Муж огорченно качает головой. Конечно, он не знает. Откуда ему знать?

Хотя вообще-то он знает. И я знаю. Запретные продукты Томе покупаем мы. И ее соседи. И все ее многочисленные родственники. Потому что каждый понимает, что если не купит он, купит кто-то другой. Каждый, кроме ее младшего сына.

Владик после столь трагичного повествования переводит дыхание и кладет себе еще кусок торта. Наверное, сладкое его успокаивает.

Муж называет Владика профессиональным страдальцем. Владик всегда печален, улыбается он крайне редко (да и то вымученно). Хотя у него совсем неплохая жизнь и нет поводов для грусти.

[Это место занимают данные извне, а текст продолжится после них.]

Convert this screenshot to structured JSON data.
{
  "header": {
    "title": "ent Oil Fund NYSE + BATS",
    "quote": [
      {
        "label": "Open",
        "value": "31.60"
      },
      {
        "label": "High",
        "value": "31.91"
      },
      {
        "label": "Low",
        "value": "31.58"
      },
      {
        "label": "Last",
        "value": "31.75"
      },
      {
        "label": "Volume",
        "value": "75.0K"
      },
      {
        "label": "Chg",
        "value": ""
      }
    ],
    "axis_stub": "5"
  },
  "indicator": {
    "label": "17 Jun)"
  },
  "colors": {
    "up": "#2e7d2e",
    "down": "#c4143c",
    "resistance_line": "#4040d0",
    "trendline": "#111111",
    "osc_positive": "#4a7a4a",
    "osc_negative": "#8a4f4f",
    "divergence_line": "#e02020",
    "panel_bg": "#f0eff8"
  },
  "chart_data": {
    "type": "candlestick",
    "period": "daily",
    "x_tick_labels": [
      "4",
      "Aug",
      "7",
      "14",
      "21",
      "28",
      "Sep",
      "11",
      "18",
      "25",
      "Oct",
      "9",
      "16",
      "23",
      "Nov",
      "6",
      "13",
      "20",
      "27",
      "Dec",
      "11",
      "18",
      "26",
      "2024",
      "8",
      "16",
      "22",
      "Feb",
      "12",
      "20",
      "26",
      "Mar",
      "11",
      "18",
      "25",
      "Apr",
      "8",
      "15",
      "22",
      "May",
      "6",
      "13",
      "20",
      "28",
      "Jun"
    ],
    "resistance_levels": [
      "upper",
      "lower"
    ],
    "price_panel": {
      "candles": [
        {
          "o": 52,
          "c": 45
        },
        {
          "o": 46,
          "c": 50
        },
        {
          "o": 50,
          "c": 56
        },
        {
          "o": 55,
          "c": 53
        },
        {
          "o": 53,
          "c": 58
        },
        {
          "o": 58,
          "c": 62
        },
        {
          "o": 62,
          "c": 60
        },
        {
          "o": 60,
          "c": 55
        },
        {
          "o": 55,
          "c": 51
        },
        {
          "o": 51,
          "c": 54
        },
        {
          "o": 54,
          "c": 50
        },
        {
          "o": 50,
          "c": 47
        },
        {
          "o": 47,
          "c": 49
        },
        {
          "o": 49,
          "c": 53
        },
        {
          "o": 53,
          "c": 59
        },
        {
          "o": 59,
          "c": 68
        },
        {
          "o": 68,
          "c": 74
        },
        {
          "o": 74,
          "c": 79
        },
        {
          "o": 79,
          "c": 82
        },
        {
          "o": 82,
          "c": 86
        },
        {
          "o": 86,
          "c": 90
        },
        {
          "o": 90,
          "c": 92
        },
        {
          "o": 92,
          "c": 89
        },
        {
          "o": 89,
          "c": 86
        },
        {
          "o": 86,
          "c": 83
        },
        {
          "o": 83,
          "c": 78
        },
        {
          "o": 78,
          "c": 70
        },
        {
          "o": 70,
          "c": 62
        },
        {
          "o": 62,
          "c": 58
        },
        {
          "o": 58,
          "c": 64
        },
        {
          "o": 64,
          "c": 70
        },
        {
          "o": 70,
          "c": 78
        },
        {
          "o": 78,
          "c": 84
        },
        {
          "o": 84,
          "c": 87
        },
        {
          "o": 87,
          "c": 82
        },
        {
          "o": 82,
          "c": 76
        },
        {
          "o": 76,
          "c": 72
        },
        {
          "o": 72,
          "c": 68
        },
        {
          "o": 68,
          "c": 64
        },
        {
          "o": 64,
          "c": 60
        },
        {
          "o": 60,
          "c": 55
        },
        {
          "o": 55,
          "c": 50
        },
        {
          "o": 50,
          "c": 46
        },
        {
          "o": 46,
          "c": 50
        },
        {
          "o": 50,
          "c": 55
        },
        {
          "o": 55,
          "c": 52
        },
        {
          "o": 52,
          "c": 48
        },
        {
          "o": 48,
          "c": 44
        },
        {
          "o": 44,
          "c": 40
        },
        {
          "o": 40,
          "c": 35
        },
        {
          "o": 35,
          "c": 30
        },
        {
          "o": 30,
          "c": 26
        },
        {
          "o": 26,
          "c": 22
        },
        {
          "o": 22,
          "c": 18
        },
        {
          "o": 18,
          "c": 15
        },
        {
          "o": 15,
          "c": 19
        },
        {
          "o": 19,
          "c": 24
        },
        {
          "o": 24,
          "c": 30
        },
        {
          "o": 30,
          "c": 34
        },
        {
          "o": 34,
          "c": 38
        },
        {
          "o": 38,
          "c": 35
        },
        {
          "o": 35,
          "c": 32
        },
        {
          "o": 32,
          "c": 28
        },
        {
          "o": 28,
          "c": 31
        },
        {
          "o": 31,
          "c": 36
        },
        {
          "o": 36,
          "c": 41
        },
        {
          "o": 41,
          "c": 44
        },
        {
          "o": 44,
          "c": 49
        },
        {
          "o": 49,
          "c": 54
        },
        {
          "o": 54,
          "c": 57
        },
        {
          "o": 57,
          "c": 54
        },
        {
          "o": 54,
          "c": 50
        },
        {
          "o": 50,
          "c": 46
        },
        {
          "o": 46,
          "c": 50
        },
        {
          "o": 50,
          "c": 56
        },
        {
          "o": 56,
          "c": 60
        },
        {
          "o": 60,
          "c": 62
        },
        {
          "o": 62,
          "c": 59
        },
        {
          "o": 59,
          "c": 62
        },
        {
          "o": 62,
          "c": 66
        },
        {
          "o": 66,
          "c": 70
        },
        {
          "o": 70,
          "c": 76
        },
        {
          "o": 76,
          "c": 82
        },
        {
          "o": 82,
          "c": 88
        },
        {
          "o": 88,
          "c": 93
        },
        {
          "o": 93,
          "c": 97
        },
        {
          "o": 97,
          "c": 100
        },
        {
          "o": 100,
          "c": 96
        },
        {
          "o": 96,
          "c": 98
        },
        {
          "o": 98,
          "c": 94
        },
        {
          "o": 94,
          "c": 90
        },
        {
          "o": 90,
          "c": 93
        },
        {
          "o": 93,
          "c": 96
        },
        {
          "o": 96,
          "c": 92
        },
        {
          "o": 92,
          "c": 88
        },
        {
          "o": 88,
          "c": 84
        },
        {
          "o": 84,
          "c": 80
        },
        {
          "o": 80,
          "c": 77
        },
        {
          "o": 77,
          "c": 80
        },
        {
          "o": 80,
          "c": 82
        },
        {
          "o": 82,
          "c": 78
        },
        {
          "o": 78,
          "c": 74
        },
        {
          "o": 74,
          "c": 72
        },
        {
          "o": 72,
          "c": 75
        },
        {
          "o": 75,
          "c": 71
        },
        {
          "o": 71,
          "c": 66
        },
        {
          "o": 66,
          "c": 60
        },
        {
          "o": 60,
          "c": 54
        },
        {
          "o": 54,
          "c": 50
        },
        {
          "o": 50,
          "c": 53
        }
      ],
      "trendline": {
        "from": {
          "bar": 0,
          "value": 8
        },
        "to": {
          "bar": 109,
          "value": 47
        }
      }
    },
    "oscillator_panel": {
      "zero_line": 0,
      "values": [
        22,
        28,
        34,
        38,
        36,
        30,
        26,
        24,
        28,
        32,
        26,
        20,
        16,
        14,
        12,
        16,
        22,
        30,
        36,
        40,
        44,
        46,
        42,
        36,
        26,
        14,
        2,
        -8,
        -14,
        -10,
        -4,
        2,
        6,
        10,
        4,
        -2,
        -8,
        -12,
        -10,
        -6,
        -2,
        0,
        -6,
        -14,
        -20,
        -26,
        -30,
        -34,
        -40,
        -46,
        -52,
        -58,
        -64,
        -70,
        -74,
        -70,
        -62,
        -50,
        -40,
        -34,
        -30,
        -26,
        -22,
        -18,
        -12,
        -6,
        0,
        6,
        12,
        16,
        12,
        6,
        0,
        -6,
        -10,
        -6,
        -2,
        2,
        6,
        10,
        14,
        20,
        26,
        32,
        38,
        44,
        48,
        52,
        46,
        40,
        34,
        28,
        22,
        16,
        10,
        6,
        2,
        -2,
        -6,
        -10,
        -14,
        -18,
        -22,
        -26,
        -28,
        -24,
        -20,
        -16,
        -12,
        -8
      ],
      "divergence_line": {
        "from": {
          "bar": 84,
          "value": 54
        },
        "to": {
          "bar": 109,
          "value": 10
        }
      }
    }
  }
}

Владик работает в МИДе. Он уже просидел четыре года в Марокко, а после трех лет в Москве уехал еще на четыре года в Люксембург. Через год-полтора его снова ждет длительная командировка. Куда, точно неизвестно, но Владик надеется, что во Францию или Бельгию. Или в Швейцарию (недаром он уже год учит немецкий).

Ко всему этому у Владика весьма обеспеченная жена. У нее огромная трехкомнатная квартира в районе Беговой, а по соседству точно такая же квартира родителей (которая со временем достанется ей как единственной дочери). У ее мамы в папы гигантская дача под Тверью, а сама она разъезжает пусть на стареньком, но «гольфе». И наверное, она любит Владика, потому что ушла к нему от богатого мужа.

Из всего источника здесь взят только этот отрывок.